Selain itu, Ridwan juga membandingkan kenaikan UMK di sejumlah daerah lainya di Kaltim, yang mana persentasi kenaikannya lebih tinggi dibanding Kutim.
“Inilah bagian alasan mengapa Aliansi Buruh dan Pekerja Kutai Timur terus berusaha agar UMK 2022 naik,” tutupnya.
Sebelumnya, Ketua KASBI Kutim-Kaltim, B Aholiap Pong juga mekritisi terkait UMK Kutim 2022. Menurutnya, dalam memutuskan UMK, pihak yang terkait terlalu bias dalam mempertimbangkan. Dikatakannya, kenaikan UMK tiga tahun belakangan rata-rata sebesar 8 persen.

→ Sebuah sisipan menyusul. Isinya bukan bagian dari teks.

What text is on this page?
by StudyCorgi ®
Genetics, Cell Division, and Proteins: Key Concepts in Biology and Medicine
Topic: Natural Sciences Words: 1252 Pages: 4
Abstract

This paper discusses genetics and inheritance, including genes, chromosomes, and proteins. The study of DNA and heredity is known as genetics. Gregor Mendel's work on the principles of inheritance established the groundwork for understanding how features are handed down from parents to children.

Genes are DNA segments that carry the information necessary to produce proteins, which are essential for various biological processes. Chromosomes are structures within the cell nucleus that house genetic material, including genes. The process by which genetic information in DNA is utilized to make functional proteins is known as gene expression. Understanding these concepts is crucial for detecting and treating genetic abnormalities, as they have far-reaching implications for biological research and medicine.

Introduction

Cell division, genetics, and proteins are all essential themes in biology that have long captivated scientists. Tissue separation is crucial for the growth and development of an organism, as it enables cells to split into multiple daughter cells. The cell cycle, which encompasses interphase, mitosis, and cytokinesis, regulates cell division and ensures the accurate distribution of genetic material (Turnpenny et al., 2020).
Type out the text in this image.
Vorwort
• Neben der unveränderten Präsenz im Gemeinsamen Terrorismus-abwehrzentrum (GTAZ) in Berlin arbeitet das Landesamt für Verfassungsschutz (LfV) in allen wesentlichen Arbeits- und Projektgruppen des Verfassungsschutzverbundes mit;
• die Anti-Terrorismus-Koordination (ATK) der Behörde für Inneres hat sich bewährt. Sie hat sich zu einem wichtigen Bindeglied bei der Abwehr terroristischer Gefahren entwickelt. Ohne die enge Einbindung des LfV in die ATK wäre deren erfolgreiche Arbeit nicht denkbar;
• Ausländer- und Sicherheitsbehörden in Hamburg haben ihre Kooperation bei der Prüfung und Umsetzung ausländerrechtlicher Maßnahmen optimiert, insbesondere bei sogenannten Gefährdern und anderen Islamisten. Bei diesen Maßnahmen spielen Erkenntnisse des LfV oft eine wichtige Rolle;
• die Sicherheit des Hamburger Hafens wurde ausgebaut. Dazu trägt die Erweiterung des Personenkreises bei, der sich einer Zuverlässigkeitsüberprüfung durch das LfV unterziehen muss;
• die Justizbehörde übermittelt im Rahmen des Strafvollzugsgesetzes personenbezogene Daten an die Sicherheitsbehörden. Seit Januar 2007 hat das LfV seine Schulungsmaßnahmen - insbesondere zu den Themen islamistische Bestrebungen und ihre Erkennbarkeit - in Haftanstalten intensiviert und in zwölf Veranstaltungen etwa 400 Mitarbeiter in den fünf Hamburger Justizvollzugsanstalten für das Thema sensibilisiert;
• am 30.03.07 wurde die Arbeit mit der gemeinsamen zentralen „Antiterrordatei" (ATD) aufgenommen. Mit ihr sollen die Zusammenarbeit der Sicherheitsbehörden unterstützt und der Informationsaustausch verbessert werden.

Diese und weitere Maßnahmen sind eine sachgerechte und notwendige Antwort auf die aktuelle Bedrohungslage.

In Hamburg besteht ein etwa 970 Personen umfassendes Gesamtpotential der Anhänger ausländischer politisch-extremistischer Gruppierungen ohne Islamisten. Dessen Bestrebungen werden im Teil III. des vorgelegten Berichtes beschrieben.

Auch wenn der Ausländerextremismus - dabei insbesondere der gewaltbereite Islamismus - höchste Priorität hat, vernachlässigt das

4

“Kenaikan UMK tiga tahun belakangan rata 8 persen, kenapa dewan pengupahan kok mau kenaikan UMK hanya satu persen, kata Disnakertrans juga mengikuti aturan dari pusat. Itu keputusan pusat, tapi daerah juga punya kewenangan, sebab kenaikan UMK juga ditinjau dari dua indikator yaitu inflasi dan perkembangan ekonomi daerah,” ucap pria yang karib disapa Andre itu.
Andre menilai, usulan UKM Kutim 2022 yang telah disepakati dewan pengupahan tidak berbanding lurus dengan indikator di daerah, jika dilihat dari kondisi ekonomi saat ini.
“Seharusnya pemerintah turut andil, kondisi ekonomi kita hari ini naik, harga baru bara naik, harga sawit juga naik, masa kenaikan upah hanya 1 persen,” tuturnya.
Andre mencotohkan UMK Kota Bandung Tahun 2022 yang diusulkan naik sebesar 3,12 persen dari UMK 2021. Pemerintah Kota Bandung mengusulkan kenaikan UMK Tahun 2022 sebesar Rp117.562,72 menjadi Rp3.859.838,72.
“Mereka tidak mengacu pada edaran yang keluar dari menteri, karena mereka merasa masyarakatnya butuh sejahtera dengan berani mengeluarkan rekomendasi dengan kenaikan upah itu,” ucapnya.
Sebagai informasi, Pemrov Kaltim menetapkan UMP tahun 2022 melalui keputusan Gubernur Kaltim Nomor 561/K/568/2021 sebesar Rp3.014.497. UMP Kaltim tersebut naik Rp33.118,50 atau 1,1 persen dibandingkan UMP tahun ini. Sementara UMK Kutim 2022 sebesar Rp 3.175.443 atau naik sekitar 1,86%. (Red).